If an app posts an identity assertion up to its server, the server should be able to ask the Firefox Accounts verifier to verify the assertion, even if it has an app://something url. Presently, the verifier rejects such origins - and for good reason, since a url of the form app://{guid} is inherently unverifiable. But if the app has a stable, if arbitrary, origin in its manifest (the case for packaged apps), then the app's server should be allowed to tell the verifier that this is an accepted origin. Such a change will require only simple changes to the DOM API, for which we already have Bug 947374, and a simple modification to the verifier.

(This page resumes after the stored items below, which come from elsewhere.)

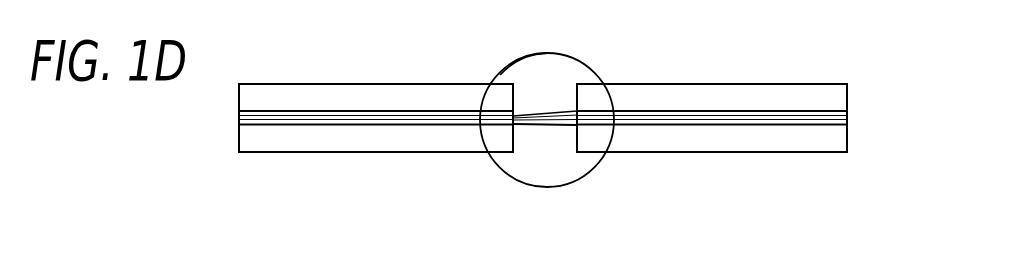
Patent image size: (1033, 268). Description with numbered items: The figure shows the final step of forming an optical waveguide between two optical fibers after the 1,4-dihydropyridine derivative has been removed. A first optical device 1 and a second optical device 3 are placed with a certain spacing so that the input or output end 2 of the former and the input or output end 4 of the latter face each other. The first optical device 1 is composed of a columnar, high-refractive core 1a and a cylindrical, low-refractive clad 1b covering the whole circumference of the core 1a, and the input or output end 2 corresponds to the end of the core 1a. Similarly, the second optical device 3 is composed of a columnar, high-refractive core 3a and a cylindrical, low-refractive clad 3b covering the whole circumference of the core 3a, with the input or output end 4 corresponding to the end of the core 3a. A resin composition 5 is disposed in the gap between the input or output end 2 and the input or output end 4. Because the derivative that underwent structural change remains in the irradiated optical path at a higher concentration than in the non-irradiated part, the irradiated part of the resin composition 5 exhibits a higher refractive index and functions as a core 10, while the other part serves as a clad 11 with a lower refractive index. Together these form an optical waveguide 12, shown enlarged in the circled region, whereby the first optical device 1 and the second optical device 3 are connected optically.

The first optical device 1 is at (294, 163).
The core 1a is at (430, 126).
The clad 1b is at (412, 84).
The second optical device 3 is at (759, 161).
The core 3a is at (640, 125).
The clad 3b is at (668, 84).
The input or output end 2 is at (518, 125).
The input or output end 4 is at (571, 103).
The resin composition 5 is at (505, 65).
The core 10 is at (550, 123).
The clad 11 is at (545, 70).
The optical waveguide 12 is at (496, 180).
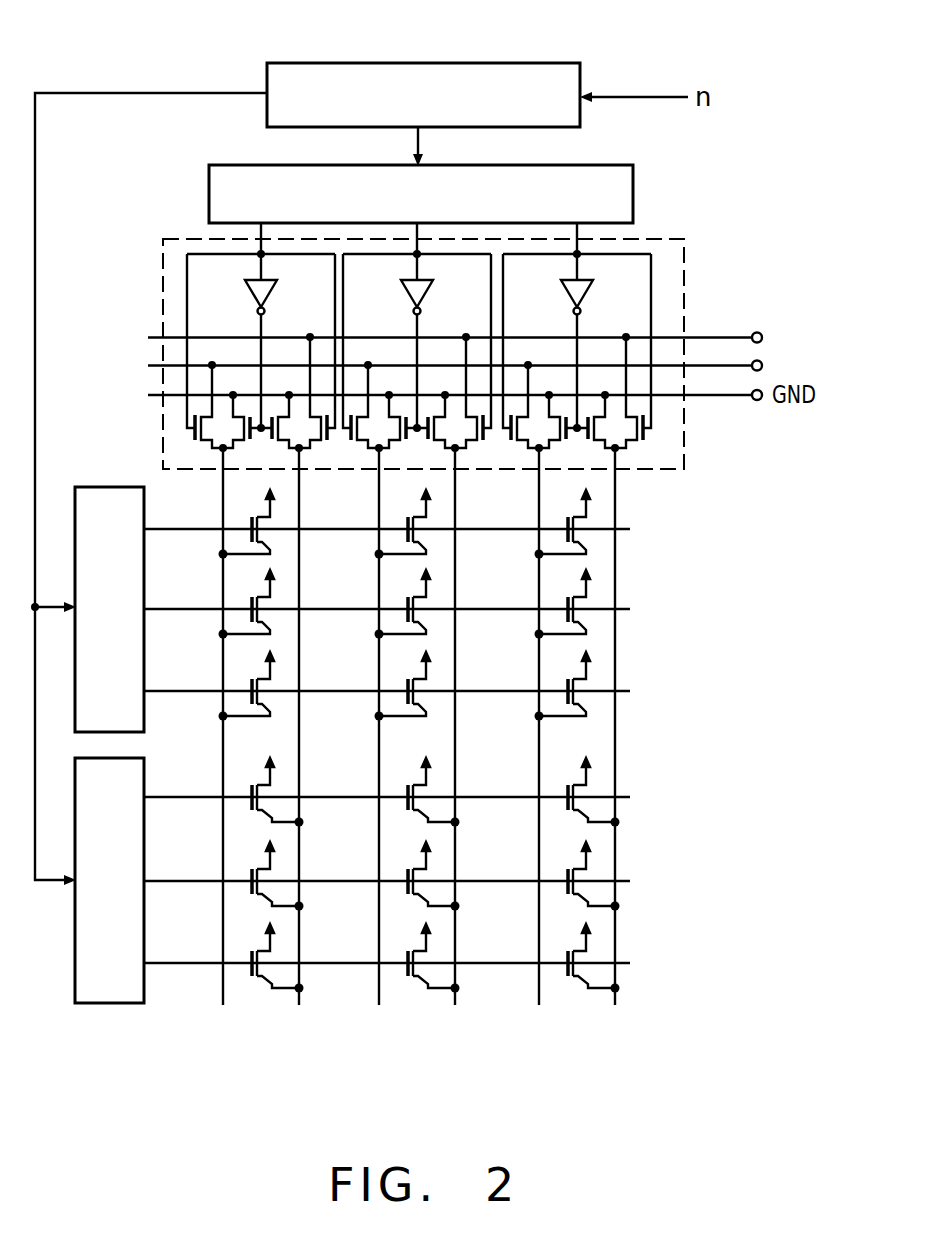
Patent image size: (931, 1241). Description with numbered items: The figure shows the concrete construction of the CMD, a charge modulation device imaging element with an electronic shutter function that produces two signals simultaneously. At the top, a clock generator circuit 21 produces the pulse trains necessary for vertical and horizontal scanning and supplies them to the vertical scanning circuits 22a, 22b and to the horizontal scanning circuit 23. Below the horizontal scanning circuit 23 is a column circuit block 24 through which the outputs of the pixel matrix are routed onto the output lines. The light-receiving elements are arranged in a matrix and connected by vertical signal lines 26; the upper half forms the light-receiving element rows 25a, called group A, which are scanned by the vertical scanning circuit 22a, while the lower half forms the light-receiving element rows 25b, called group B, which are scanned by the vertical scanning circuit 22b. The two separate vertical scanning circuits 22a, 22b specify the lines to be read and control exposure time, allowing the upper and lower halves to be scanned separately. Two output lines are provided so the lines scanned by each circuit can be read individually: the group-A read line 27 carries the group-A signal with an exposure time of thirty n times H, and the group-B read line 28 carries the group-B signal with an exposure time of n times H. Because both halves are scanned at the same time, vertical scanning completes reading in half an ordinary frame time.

The clock generator circuit 21 is at (528, 63).
The vertical scanning circuit 22a is at (107, 487).
The vertical scanning circuit 22b is at (105, 1003).
The horizontal scanning circuit 23 is at (602, 165).
The column selection (readout) circuit 24 is at (663, 240).
The light-receiving element rows 25a is at (632, 520).
The light-receiving element rows 25b is at (632, 790).
The vertical signal lines 26 is at (628, 1012).
The read line 27 is at (723, 365).
The read line 28 is at (708, 337).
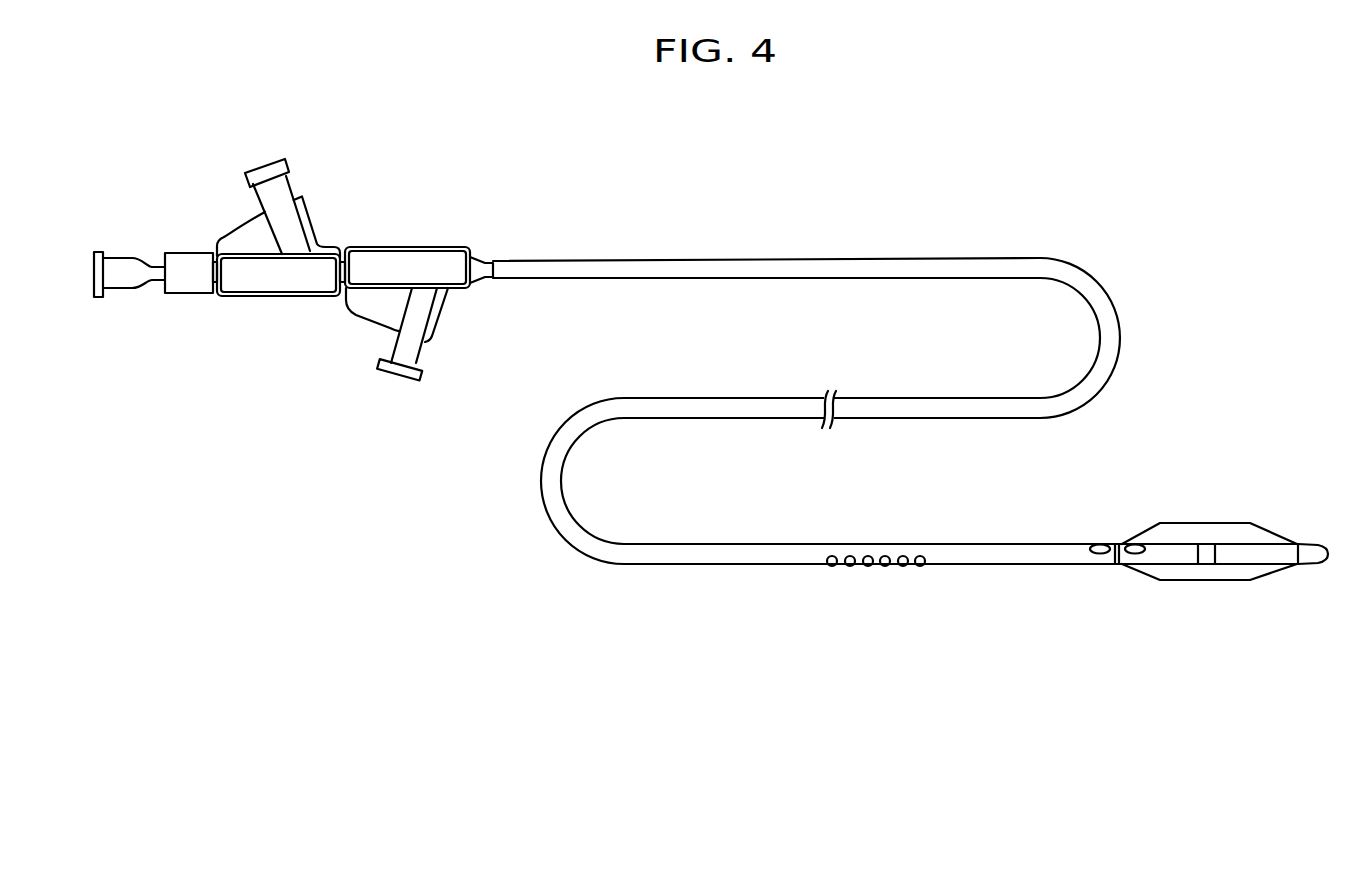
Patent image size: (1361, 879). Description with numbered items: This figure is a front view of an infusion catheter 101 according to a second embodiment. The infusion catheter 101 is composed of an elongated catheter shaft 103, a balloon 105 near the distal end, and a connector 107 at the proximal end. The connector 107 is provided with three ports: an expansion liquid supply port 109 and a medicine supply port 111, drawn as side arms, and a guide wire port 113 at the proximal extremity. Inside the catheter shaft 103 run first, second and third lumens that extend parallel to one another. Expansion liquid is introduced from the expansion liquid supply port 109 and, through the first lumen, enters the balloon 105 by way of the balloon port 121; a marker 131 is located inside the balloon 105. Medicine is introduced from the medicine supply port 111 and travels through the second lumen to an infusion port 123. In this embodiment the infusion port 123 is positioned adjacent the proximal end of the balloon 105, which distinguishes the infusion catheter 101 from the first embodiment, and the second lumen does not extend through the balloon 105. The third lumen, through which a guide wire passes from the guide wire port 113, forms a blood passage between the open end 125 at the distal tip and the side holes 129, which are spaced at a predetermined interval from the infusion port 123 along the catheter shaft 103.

Awesome. trustedIssuers is already a part of the current verifier: https://github.com/mozilla/browserid-verifier#optional-array-of-strings-trustedissuers

Wait. What am I talking about. That's completely irrelevant. Sorry. Move along ...

The good :fmarier will open a PR in the new verifier [1] that does something like this PR that I completely forgot I landed in the old verifier last year [2]. [1] https://github.com/mozilla/browserid-verifier [2] https://github.com/mozilla/persona/pull/3334 Benson, do you know if the new 'browserid-verifier' has been deployed in production yet? Or are we still using the old 'browserid' verifier for Persona and Firefox Accounts?

@jedp the new verifier (https://github.com/mozilla/browserid-verifier) is deployed at verifier.accounts.firefox.com. Let me know when your PR lands and I will deploy it. Ben

Thanks, Benson!

:fmarier remarks that, according to the unit tests, this feature is already live and deployed on the new verifier. Thank you, Lloyd.